Liège, j’y suis venue pour étudier le journalisme. Dans le cadre du premier cours où on m’a demandé de faire un reportage, mon choix fut vite fait, à savoir la section féminine des Ultras Inferno du Standard de Liège. L’année d’après, je produis un reportage radio sur l’ensemble du groupe. Au cours des discussions, on évoque les tournois de foot organisés par le réseau européen « Alerta » (antifa et antira 1). Le Collectif Embriagoun a participé à celui de Montecchio en Italie du 12 au 16 juillet 2006. Mon frère et ses potes y ont rencontré des mecs de Metz amis avec des mecs de Liège. Quelques tacles par derrière, des bières et autres substances joyeuses : les amis de mes amis sont mes amis…
À « La Cosa », le local des Ultras Inferno (UI96), les murs sont remplis d’écharpes : des supporters venus en visite, des souvenirs de déplacements ou des reliques du passé rouche. Celle de l’Hapoel de Tel Aviv a une saveur particulière puisqu’elle témoigne de plus de dix ans d’amitié sur fond de lutte antifa, antira et respect de l’autre. C’est en 2005 que les deux groupes se rencontrent au tournoi Alerta organisé par les ultras de Sankt Pauli (Hambourg). Le hasard place leurs tentes l’une à côté de l’autre. Pas besoin de longs discours : le camping, rien à faire, ça crée des liens.
L’année suivante, le 23 novembre 2006, N. se rend avec une délégation liégeoise à Paris pour accompagner les supporters de l’Hapoel Tel Aviv face au PSG – pour le compte de la deuxième journée de la phase de poule de la Coupe UEFA. C’est la première rencontre « officielle » pour les deux groupes en tribunes. À cette occasion, les écharpes du Standard côtoient celles de l’Hapoel et les deux groupes chantent à l’unisson. Ce match, qui aura une fin tragique avec la mort d’un supporter parisien aux abords du Parc des Princes, marque le début de leurs déplacements collectifs.
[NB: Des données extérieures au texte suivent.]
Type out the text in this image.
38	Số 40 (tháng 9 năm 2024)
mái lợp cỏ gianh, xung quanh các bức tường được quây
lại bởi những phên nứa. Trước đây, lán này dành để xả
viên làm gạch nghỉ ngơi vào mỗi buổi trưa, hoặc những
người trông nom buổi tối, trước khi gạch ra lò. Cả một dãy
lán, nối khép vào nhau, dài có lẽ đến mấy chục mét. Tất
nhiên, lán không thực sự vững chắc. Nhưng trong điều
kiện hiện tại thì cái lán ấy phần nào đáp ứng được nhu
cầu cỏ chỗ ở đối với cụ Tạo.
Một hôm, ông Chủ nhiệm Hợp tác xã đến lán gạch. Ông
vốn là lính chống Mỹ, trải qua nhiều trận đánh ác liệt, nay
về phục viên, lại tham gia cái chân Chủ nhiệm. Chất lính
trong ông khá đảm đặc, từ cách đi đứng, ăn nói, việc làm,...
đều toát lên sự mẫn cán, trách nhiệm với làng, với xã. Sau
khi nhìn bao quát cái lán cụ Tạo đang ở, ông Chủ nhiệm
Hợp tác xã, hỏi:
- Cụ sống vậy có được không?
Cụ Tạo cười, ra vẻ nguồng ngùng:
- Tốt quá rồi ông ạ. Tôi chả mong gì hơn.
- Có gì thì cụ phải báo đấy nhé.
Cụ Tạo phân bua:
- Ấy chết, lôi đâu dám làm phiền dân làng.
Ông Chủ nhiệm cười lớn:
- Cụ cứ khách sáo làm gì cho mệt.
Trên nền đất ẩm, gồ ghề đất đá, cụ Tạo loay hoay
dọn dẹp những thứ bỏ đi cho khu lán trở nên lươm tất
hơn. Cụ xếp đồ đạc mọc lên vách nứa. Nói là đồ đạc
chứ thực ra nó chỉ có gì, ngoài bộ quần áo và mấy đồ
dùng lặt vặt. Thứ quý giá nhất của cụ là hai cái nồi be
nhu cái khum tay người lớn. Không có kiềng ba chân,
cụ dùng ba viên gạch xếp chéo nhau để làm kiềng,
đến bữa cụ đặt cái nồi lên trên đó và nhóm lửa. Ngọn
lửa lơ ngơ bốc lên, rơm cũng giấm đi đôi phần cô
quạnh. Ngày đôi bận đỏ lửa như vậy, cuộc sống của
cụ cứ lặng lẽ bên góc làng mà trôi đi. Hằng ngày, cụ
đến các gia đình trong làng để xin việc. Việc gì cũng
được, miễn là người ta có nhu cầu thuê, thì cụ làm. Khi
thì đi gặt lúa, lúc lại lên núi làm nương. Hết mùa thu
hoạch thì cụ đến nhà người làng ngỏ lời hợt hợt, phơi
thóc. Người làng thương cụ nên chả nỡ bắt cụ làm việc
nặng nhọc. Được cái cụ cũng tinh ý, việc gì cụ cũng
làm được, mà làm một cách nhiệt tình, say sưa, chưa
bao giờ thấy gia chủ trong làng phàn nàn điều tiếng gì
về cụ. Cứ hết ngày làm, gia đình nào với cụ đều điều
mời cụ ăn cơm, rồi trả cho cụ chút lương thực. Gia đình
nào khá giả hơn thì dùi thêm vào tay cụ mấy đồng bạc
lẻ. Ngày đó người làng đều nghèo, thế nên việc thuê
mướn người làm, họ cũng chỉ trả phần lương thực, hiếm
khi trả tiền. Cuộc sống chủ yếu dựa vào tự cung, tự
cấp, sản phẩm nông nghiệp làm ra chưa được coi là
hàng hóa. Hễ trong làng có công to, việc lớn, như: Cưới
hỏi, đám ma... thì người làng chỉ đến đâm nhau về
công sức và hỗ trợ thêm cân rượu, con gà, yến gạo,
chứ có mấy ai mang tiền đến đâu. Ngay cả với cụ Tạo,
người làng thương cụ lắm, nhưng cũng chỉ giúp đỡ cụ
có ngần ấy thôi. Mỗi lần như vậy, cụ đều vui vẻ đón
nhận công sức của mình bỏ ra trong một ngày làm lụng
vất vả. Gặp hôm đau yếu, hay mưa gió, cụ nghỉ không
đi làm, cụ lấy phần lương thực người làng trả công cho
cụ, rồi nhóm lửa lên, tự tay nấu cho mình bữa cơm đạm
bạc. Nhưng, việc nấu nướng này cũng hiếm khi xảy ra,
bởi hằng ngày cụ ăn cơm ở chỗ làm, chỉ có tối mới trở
Les invitations à se rendre dans leur pays respectif se multiplient et l’amitié évolue naturellement pour s’étendre à l’ensemble de chaque groupe. Lorsque Boyo rejoint les UI96 en 2007, l’amitié fait déjà partie de l’ADN du groupe. Depuis, il n’y a pas une année sans qu’il fasse un voyage à Tel Aviv : « On va manger dans leur famille, on fait Shabbat, on participe à tout, à la confection des tifos, on les suit dans leurs déplacements. » S. est quant à lui membre des ultras Hapoel : « Cela va au-delà de l’amitié entre groupes de supporters. Certains Inferno sont venus spécialement pour assister au mariage des membres de l’Hapoel. Au-delà du foot, nous sommes une famille. Je suis heureux de voir que cette amitié se transmette de génération en génération. Elle est faite pour durer. » S. essaye lui aussi de venir à Liège au moins une fois par an : « Quand on joue pour l’Europe, peu importe la destination, on prévoit toujours de passer par Liège avant de se rendre là où le match a lieu. » Et à chaque fois, un petit groupe d’Inferno se joint à eux dans les tribunes visiteurs. « C’est comme un deuxième représentant à l’étranger, pour eux comme pour nous », ajoute N.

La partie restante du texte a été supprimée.